We both got fitter, though I never saw her sweat. And my mental heath got better by the week.

As the summer progressed and into the Fall we got down to the gym three times a week, sometimes four. I could feel the difference, not only in my fitness, hardness and endurance, I would feel it in my mind as well. There were days when I would find myself in a funk and couldn’t face the gym. But after two or three such days I would force myself to put on those gym clothes and head to the basement. As I pounded the heavy bag, and the heavy mental image of my discontent, I could feel my mood lifting.

I smiled to think of my former student who had defeated post-partum depression with the same method.
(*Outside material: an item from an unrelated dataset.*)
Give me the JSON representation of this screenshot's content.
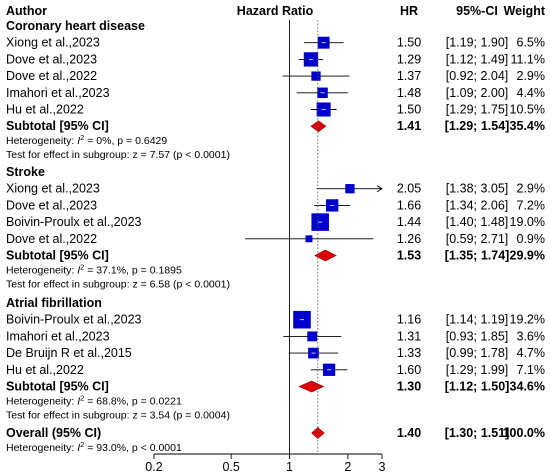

Carmen often would claim to be my new medicine and the reason for me getting off my psycho-pharmaceuticals, and this was almost certainly true, to a degree. But maybe more importantly, her catalyzing me to get back to boxing was even more significant for my improving mental outlook. It suited my Ernest Hemmingway self-image as well.

2 thoughts on “YWM – 58. Boxing for Health – Mental, Physical and Emotional”

  1. It is energizing and fun to have a workout partner – and someone to look good for 🙂 Have you picked up some new exercises in the Philippines?

    1. Of course your comment is premature, anticipating my return to Philippines six months later. I can only say that there have been other exercises, just not ones I can describe in this blog.